Peeler

Author : Julian Miles, Staff Writer

TRANSCRIPT: 01141220072461
INCIDENT: LEU1093-19072461
OUTCOME: PERPETRATOR FATALITY

INCEPT: 230336 Emergency call made from D40F38CB17: “Help. He has a gun. And a knife. And my daughter.”
RESPONSE1: 230619 LEU on scene.
RESPONSE2: 230728 Call for Policeman.

‘Call for Policeman’. Three words that define my life. Enforcement at all levels has been automated for over four centuries, yet the continuing need for discretion when dealing with humans resulted in real Policemen returning to duty three centuries ago. Machines cannot cope with the diversity of human actions, the nuances of emotion and expression. Lethal force had been applied too many times in minor situations, when decision trees bifurcated their way down to a guaranteed result that actually did more harm than good.

In my first life, I put nineteen years into the police force. On a rainy day in 2043, I was gunned down by a teenager with an assault rifle after intervening in a petty dispute over who controlled the drug distribution rights for a playground.

I had filled in the ‘Revive to Serve’ form thinking it was a joke. I’m not laughing anymore. This is my fourth tour of duty, each one lasting twenty years or until I am killed.

Last night I got the call and made my way to the thirty-eighth floor of Cityblock Seventeen. In Dwelling Forty, what used to be called a family-sized council flat, Mister Stevens had consumed his post-work alcohol ration and augmented it with several grams of something that apparently turned his world into a paranoid hell in which his family were out to get him. So he defended himself. He knocked his wife out with a home-made squeezegun before stabbing his son and the first LEU to arrive before barricading himself in the bedroom with his daughter. The fact he’d managed to scratch the LEU showed how far gone he was.
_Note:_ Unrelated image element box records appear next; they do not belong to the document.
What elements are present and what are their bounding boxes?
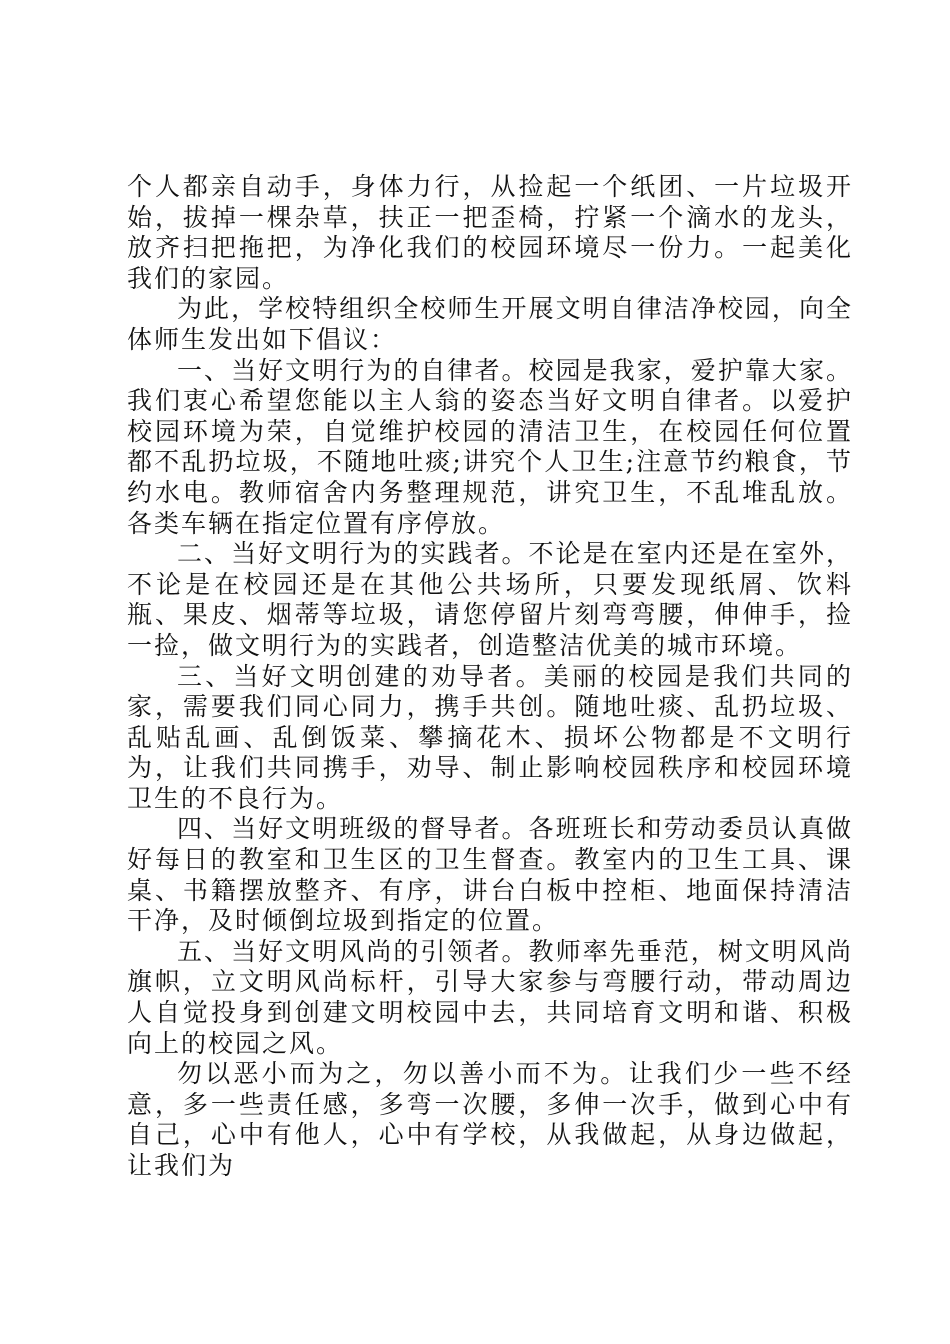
paragraph-continued: 个人都亲自动手，身体力行，从捡起一个纸团、一片垃圾开始，拔掉一棵杂草，扶正一把歪椅，拧紧一个滴水的龙头，放齐扫把拖把，为净化我们的校园环境尽一份力。一起美化我们的家园。 xyxy=(127,172,853,293)
paragraph-item-1: 一、当好文明行为的自律者。校园是我家，爱护靠大家。我们衷心希望您能以主人翁的姿态当好文明自律者。以爱护校园环境为荣，自觉维护校园的清洁卫生，在校园任何位置都不乱扔垃圾，不随地吐痰;讲究个人卫生;注意节约粮食，节约水电。教师宿舍内务整理规范，讲究卫生，不乱堆乱放。各类车辆在指定位置有序停放。 xyxy=(127,355,853,538)
paragraph-item-5: 五、当好文明风尚的引领者。教师率先垂范，树文明风尚旗帜，立文明风尚标杆，引导大家参与弯腰行动，带动周边人自觉投身到创建文明校园中去，共同培育文明和谐、积极向上的校园之风。 xyxy=(127,936,853,1058)
paragraph-item-2: 二、当好文明行为的实践者。不论是在室内还是在室外，不论是在校园还是在其他公共场所，只要发现纸屑、饮料瓶、果皮、烟蒂等垃圾，请您停留片刻弯弯腰，伸伸手，捡一捡，做文明行为的实践者，创造整洁优美的城市环境。 xyxy=(127,539,853,660)
paragraph-item-4: 四、当好文明班级的督导者。各班班长和劳动委员认真做好每日的教室和卫生区的卫生督查。教室内的卫生工具、课桌、书籍摆放整齐、有序，讲台白板中控柜、地面保持清洁干净，及时倾倒垃圾到指定的位置。 xyxy=(127,814,853,936)
paragraph-item-3: 三、当好文明创建的劝导者。美丽的校园是我们共同的家，需要我们同心同力，携手共创。随地吐痰、乱扔垃圾、乱贴乱画、乱倒饭菜、攀摘花木、损坏公物都是不文明行为，让我们共同携手，劝导、制止影响校园秩序和校园环境卫生的不良行为。 xyxy=(127,661,853,813)
paragraph-intro: 为此，学校特组织全校师生开展文明自律洁净校园，向全体师生发出如下倡议： xyxy=(127,294,853,354)
document-body xyxy=(127,172,853,1182)
paragraph-closing: 勿以恶小而为之，勿以善小而不为。让我们少一些不经意，多一些责任感，多弯一次腰，多伸一次手，做到心中有自己，心中有他人，心中有学校，从我做起，从身边做起，让我们为 xyxy=(127,1059,853,1180)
It was clear from the ranting that he had left the rails completely. He would return tomorrow, all grief and remorse. But for tonight, he was a chef beyond redemption. If he hadn’t grabbed his daughter, the response would be contain until sober and then fine him. As he had a hostage and was out of his mind, I had to try and talk him down.

I am equipped with body armour and full data access, nothing more. If I want physical intervention, the Law Enforcement Units on scene will apply it.

I spent two hours talking to him, hearing how his profession is no longer rated as such due to vending being available for all and no-one wanting to pay for the personal touch. He was angry and sad, seeing the end of his vocation. He’d mortgaged everything to keep his restaurant going, his family’s comfort secondary to the need to keep cooking.

I tried. I always do. The evaluation headware that monitors my effort and mental state flashed an ‘out of options’ decision after ninety minutes. I kept going for another thirty. Then he sliced his daughter’s arm and clipped an artery. I saw his smile and realisation dawned moments before the response to life-threatening injury caused the LEU accompanying me to burn a hole through his skull. Within five minutes, the organ salvage unit had whisked his body away to pay his debts. My data feed told me that his corpse value was enough to pay them all and allow his family to live comfortably for a long time.

Nearly nine decades of service across three centuries and I still see desperate love expressed as ‘suicide by cop’.